Dr. Semaschko, der mühsam damit beschäftigt war, das eben Gehörte zu verarbeiten, zuckte erneut zusammen.
»Ist das ein Ort?«
»Schäme dich, Wiljam Matwejewitsch! So etwas will ein Patriot sein?! Korolenkaja ist ein Name …«
»Den man kennen muß?«
»Er steht in Stein gehauen auf einem Ehrenmal in Moskau. Man kann ihn in den Schulbüchern lesen. Hunderttausende Mädchen und Jungen kennen die Geschichte … die Geschichte der Korolenkaja, ›Heldin der Sowjetunion‹.«
»Mir dämmert etwas«, sagte Dr.
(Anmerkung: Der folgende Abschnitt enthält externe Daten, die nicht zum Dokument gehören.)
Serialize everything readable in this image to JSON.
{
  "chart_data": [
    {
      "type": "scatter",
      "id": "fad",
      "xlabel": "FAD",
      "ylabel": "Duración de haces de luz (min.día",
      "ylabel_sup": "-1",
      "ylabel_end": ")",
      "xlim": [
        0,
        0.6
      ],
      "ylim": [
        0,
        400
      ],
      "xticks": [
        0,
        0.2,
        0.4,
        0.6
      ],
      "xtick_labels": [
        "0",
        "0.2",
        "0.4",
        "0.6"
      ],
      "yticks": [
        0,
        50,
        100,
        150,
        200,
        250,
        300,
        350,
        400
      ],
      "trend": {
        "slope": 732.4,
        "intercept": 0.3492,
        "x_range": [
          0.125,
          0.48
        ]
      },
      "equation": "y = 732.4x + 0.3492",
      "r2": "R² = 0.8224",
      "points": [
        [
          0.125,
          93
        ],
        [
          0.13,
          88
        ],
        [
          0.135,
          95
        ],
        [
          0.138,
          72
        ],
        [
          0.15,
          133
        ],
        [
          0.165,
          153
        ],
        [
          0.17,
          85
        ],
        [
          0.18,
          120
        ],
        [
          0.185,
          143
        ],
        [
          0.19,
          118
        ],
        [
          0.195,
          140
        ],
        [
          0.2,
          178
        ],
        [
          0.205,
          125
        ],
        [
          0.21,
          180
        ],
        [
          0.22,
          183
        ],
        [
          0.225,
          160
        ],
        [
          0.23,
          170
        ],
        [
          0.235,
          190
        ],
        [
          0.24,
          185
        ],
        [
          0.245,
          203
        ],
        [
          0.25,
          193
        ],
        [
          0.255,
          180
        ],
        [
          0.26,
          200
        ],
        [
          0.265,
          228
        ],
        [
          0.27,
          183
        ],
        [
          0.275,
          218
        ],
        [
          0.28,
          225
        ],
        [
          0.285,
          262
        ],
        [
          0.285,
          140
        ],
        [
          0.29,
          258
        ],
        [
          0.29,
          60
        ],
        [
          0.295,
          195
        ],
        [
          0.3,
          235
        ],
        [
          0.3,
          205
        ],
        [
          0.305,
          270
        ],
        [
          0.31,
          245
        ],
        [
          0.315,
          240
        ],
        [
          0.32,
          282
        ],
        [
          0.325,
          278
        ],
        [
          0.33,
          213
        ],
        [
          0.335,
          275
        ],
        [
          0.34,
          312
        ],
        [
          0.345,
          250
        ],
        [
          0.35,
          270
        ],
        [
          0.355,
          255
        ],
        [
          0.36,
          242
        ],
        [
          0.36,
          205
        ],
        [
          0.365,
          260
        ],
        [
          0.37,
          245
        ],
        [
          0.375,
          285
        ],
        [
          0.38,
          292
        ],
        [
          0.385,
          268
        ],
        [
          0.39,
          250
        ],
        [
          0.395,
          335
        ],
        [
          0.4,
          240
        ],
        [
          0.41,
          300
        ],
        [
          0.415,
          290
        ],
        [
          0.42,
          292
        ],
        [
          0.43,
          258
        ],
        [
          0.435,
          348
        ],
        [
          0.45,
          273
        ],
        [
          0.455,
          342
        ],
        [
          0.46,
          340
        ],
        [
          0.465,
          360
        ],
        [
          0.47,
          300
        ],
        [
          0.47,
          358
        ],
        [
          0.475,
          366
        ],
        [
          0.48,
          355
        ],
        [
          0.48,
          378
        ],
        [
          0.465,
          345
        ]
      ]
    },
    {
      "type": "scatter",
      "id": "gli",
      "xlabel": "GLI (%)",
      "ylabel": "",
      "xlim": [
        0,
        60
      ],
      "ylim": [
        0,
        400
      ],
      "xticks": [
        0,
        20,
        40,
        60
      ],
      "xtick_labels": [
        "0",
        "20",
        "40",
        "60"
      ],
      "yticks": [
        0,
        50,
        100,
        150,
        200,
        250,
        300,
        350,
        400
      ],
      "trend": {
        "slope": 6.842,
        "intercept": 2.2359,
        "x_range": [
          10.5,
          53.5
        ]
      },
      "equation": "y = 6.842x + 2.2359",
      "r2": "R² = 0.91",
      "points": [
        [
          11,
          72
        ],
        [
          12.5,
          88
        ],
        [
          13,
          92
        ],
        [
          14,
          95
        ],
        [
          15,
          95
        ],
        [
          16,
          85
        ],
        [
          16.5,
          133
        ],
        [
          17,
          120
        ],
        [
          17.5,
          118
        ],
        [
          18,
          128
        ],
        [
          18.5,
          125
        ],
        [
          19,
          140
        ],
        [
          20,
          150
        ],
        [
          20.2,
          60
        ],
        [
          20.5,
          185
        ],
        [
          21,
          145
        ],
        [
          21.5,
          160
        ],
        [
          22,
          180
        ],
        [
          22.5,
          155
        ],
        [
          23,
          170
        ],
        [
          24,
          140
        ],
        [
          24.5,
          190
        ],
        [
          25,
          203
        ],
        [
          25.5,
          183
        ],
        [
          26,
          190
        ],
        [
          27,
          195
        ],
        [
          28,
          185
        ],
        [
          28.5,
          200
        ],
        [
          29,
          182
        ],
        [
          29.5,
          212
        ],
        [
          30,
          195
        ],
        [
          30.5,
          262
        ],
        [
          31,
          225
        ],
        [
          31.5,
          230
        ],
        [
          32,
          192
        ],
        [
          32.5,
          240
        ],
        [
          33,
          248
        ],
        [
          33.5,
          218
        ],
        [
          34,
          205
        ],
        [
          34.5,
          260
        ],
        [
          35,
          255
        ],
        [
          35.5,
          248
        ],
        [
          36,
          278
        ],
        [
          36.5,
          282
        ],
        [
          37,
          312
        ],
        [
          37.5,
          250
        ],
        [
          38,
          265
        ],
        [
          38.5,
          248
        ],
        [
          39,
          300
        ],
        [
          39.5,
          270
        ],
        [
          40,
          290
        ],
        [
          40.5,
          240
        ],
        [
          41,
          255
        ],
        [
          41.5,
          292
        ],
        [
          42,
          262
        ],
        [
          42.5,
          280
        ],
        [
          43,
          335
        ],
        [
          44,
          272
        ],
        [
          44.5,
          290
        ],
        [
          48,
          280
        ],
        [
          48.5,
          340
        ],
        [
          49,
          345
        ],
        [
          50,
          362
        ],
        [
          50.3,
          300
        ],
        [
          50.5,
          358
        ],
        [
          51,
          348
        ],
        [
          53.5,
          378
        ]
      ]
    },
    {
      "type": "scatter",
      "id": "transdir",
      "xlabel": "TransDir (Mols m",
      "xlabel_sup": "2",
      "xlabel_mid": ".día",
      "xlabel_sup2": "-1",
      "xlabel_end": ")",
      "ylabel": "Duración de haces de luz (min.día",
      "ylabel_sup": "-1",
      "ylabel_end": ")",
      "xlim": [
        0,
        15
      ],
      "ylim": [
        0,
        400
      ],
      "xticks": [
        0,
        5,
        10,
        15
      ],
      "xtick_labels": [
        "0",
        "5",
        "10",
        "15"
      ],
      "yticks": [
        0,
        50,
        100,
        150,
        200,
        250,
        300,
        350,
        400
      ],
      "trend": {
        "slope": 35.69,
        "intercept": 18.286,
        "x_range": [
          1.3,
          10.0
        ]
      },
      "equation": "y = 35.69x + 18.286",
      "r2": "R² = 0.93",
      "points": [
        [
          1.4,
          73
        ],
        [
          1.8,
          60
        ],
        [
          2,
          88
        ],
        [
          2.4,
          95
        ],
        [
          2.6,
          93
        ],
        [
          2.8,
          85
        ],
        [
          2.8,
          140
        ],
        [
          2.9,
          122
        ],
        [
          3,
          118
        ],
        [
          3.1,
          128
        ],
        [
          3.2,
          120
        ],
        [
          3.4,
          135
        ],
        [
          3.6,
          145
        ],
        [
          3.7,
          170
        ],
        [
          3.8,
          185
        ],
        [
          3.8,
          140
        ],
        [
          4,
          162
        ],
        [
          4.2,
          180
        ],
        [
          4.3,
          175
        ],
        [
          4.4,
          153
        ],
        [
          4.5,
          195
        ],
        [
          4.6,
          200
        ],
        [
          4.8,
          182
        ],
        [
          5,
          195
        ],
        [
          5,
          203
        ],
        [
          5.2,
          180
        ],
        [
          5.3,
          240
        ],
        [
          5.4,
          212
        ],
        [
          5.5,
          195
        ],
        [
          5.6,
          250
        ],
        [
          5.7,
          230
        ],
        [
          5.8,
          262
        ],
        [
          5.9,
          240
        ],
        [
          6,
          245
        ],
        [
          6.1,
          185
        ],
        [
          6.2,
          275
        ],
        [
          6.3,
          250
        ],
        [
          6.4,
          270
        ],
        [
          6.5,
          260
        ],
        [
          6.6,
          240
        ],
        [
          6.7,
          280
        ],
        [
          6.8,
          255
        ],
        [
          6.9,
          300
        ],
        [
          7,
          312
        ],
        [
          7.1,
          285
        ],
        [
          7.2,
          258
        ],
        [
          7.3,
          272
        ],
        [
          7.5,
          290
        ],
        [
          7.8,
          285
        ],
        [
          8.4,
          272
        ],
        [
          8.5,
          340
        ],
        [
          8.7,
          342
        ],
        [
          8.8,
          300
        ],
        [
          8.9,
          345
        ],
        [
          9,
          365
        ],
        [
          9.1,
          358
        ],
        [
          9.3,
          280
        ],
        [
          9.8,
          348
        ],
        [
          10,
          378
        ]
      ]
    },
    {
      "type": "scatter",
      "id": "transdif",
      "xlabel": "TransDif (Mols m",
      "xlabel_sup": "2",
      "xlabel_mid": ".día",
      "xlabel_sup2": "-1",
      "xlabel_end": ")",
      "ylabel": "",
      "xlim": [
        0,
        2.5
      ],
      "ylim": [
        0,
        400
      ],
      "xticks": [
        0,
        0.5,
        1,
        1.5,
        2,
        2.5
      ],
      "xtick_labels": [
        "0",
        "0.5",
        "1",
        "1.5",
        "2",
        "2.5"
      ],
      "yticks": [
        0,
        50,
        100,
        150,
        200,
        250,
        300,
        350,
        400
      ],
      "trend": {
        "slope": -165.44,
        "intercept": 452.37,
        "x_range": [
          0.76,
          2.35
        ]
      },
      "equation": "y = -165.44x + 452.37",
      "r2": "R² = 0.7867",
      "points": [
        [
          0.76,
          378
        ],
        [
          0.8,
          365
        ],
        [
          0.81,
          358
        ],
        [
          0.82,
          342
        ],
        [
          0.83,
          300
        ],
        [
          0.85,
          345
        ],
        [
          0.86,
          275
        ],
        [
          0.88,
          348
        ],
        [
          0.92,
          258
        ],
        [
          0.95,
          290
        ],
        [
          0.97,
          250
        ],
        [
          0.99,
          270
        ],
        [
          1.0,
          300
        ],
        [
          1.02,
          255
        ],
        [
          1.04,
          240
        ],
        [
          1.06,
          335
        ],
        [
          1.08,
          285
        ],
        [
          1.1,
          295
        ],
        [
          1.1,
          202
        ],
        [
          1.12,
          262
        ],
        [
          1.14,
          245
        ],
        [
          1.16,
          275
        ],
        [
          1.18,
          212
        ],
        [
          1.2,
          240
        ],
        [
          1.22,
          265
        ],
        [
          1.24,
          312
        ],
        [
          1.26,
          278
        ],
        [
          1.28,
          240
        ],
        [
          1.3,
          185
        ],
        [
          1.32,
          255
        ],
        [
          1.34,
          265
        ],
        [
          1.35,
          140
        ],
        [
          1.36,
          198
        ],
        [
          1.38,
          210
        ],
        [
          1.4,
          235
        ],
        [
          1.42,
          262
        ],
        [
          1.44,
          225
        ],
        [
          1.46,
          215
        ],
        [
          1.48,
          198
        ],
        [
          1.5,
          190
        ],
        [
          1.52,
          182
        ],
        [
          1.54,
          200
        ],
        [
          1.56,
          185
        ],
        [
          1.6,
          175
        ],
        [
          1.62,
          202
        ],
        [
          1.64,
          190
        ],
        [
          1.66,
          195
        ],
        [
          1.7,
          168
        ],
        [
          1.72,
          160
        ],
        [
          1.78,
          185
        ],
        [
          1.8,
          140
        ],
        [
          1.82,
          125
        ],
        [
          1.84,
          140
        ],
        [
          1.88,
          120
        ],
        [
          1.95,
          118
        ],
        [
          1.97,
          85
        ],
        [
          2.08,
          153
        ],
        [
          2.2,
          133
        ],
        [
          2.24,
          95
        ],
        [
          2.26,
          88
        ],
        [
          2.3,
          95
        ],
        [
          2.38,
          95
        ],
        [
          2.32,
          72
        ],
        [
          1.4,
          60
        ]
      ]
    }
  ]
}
Semaschko gedehnt. »Du lieber Himmel, ist das lange her. Was wurden damals nicht alles für Namen genannt!«
»Es gab im Großen Vaterländischen Krieg nur 91 Frauen, die ›Held der Sowjetunion‹ wurden. Mädchen, die an den vordersten Fronten kämpften. Über die Hälfte der ›Helden‹ waren Scharfschützinnen … auch Korolenkaja. Sie fiel, wurde von den Deutschen erschossen und verscharrt. Es steht in allen Schulbüchern: Bei Kasatschja-Lopan, an der Bahnlinie von Charkow nach Kursk, gab die Korolenkaja ihr Leben für Rußland.«
»Du hast sie gekannt?« Dr. Semaschko umfaßte sein Weinglas und wußte nicht mehr, was er denken, glauben und sagen sollte. Der Schuß in das Bärenauge, dieser präzise Meisterschuß bei Nebel und weiter Entfernung … Gott im Himmel, worauf läuft das hinaus?